Watch looking for mounts disappearing per host

alerting

(Rob) #1

I have a watch that I copied and tweaked from another watch that I know works. The working watch is only looking at a DB and does not need to look at multiple hosts. The watch that I have for use is as follows:

 {
  "trigger": {
"schedule": {
  "interval": "4m"
}
  },
  "input": {
"search": {
  "request": {
    "search_type": "query_then_fetch",
    "indices": [
      "metricbeat-*"
    ],
    "types": [],
    "body": {
      "size": 50,
      "query": {
        "bool": {
          "filter": [
            {
              "range": {
                "@timestamp": {
                  "from": "now-5m",
                  "to": "now"
                }
              }
            }
          ],
          "must": [
            {
              "match": {
                "fields.team": "MyTeamName"
              }
            },
            {
              "exists": {
                "field": "system.filesystem.mount_point"
              }
            }
          ]
        }
      },
      "_source": {
        "excludes": []
      }
    }
  }
}
  },
  "condition": {
"compare": {
  "ctx.payload.hits.total": {
    "lt": 1
  }
}
  },

I have an action to send an email which should work.
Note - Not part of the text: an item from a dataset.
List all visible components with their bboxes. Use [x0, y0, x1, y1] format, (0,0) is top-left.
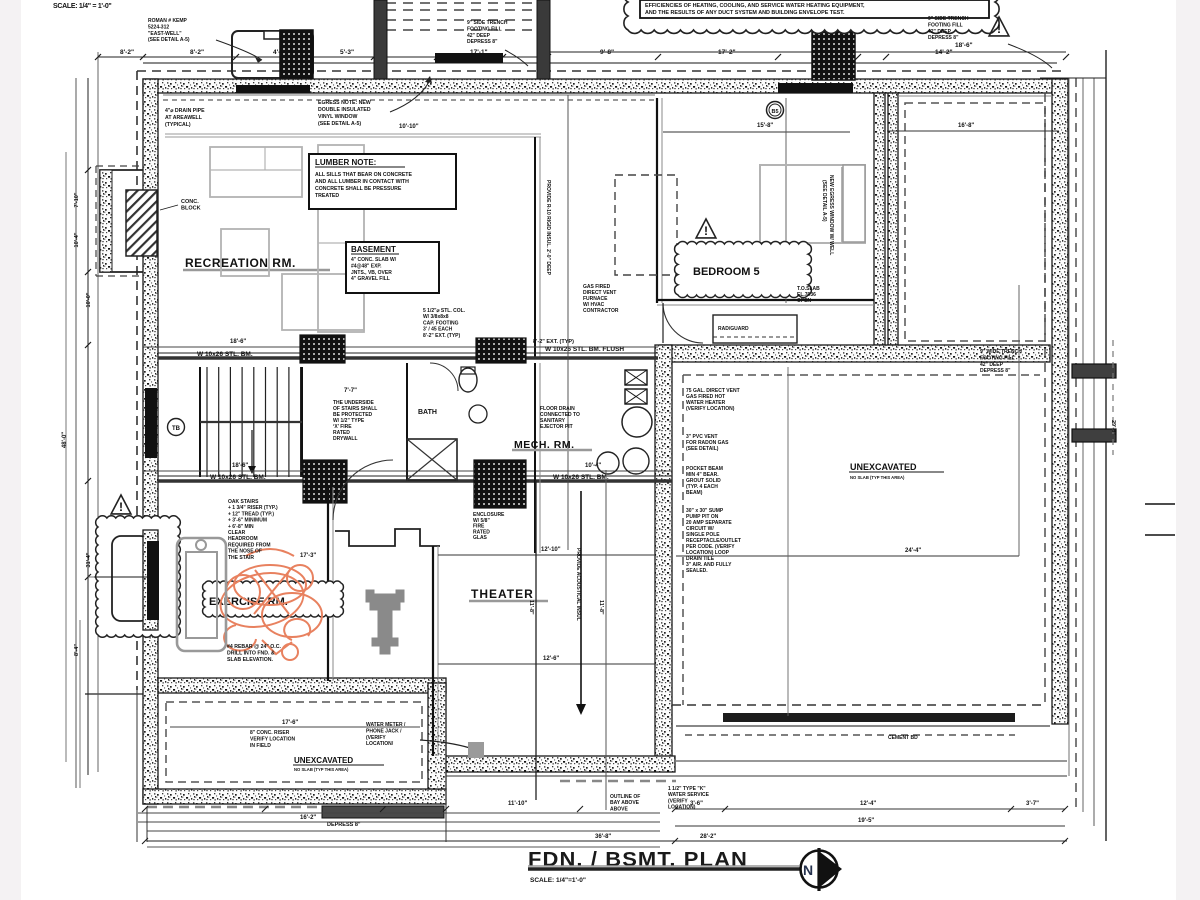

What I need from this watch that I am unable to figure out is to go through all of the hosts in MetricBeat that match the fields and alert (with the hostname) if any of the hosts do not have the "field": "system.filesystem.mount_point". I have looked into aggregations and am assuming that this is the route that I would have to go but do not understand it enough to get it to work. I have added the following between the body.size section and the query section but now my watch does not see to run even though it is active (I do not see any history for the watch even though it is active):

	  "aggs": {
		"per_host": {
			"aggs": {
				"per_minute":{
					"date_histogram":{
						"field": "@timestamp",
						"interval": "4m"
					},
				}
			},
			"terms": {
				"size": 100,
				"field": "beat.hostname"
				}
			}
		},

There are over 80 hosts and more are to be added as time goes on so doing an alert per host as the infrastructure team has done with the infrastructure would be unmanageable. Any info as to how to get this done will be helpful. Thanks for the assistance.


(Rob) #2

To update this, I believe that I now have the correct syntax but would like someone to review it to let me know if I am missing something. When I simulate it, I get back the hostnames along with the mount points and the number of documents related to it which is what we should see. I would like it to alert if the mount points are no longer available (0 documents) which I think the following will do. I am currently working with the team in charge of the environment to see if they can unmount the mount points for one of the test systems which will let me know if this works or not. Here is what I have so far:

{
  "trigger": {
    "schedule": {
      "interval": "4m"
    }
  },
  "input": {
    "search": {
      "request": {
        "search_type": "query_then_fetch",
        "indices": [
          "metricbeat-*"
        ],
        "types": [],
        "body": {
          "size": 50,
          "query": {
            "bool": {
              "must": [
                {
                  "match_all": {}
                },
                {
                  "match_phrase": {
                    "fields.team": {
                      "query": "MyTeamName"
                    }
                  }
                },
                {
                  "range": {
                    "@timestamp": {
                      "from": "now-5m",
                      "to": "now"
                    }
                  }
                }
              ],
              "must_not": []
            }
          },
          "_source": {
            "excludes": []
          },
          "aggs": {
            "2": {
              "terms": {
                "field": "beat.hostname",
                "size": 50,
                "order": {
                  "_count": "desc"
                }
              },
              "aggs": {
                "3": {
                  "terms": {
                    "field": "system.filesystem.mount_point",
                    "size": 5,
                    "order": {
                      "_count": "desc"
                    }
                  }
                }
              }
            }
          }
        }
      }
    }
  },
  "condition": {
    "compare": {
      "ctx.payload.hits.total": {
        "lt": 1
      }
    }
  },

any info will be of great use. Thank you for your time and assistance with regards to this.


(system) #3

This topic was automatically closed 28 days after the last reply. New replies are no longer allowed.